In the scope of theatrical production, parents are encouraged to aid their children in the memorization of lines, providing a valuable asset to not only the performance, but to the parent’s involvement in the production process.  Costume pieces (such as shoes, shirts, and pants) are usually kept simple and are provided by the parents without incurring any out-of-pocket expense (i.e., casual clothing or more formalwear that falls outside the school’s uniform policies).  The community is involved serving the important role of audience to the culminating event (performance) which is advertised by the school’s outdoor marquee, utilization of paper flyers and programs (both reproduction and distribution), inclusion of activities in the school’s newsletter, newspaper and website.  In addition to the administrative staff, the usually unsung heroes of the janitorial staff help maintain a clean and safe performance environment in any multi-purpose facility.

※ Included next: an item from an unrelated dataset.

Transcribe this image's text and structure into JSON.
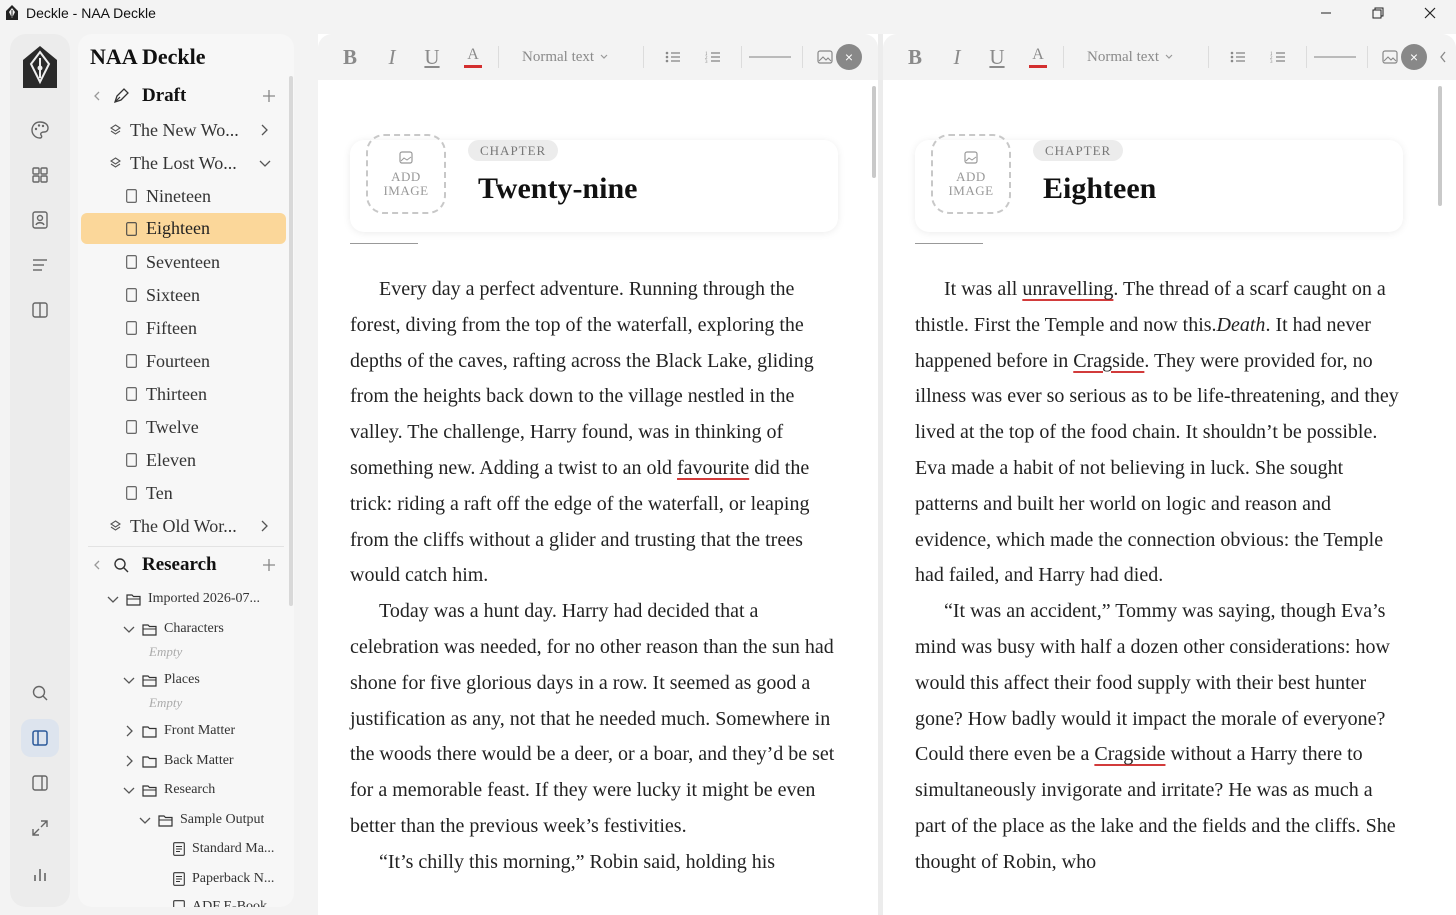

The staff is has been comprised of Adrian Walter and Epig Dominguez who are both working theatre professionals.  For the past 6 years, originally under the Alley Theatre’s programming with Project G.R.A.D. in 2002, and later in conjunction with Express Theatre (Houston’s largest children’s theatre) and Somos Todos Grupo del Teatro; both teaching artists have supplied quality education programs to River Oaks Elementary, Wharton Elementary, Marshall Middle School, Ryan Elementary, Stevenson Elementary and Amigos Por Vida.  As trained professionals, all aspects of theatrical production will be completed by the Teaching Artists and students.  These include stage management (running of lights/sound), scriptwriting, costumes, makeup and set design and construction.  Both Mr. Walter and Ms. Dominguez have graced Houston’s most respected performance venues such as The Alley Theatre, Stages Repertory Theatre, The Hobby Center for the Performing Arts, Talento Bilingue Houston, DiverseWorks as well as work for film and television and national performance tours across the United States.


*All students observe the safety policies in place at each school.  This includes the capacity to accommodate both emergency situations (fire, serious injury) and safety maintenance (floors swept, kept clear of all liquids and debris) in the schools workspace.  Even in set construction, no hazardous materials are used, and students are supervised in all activities leading up to and including the culminating event (performance).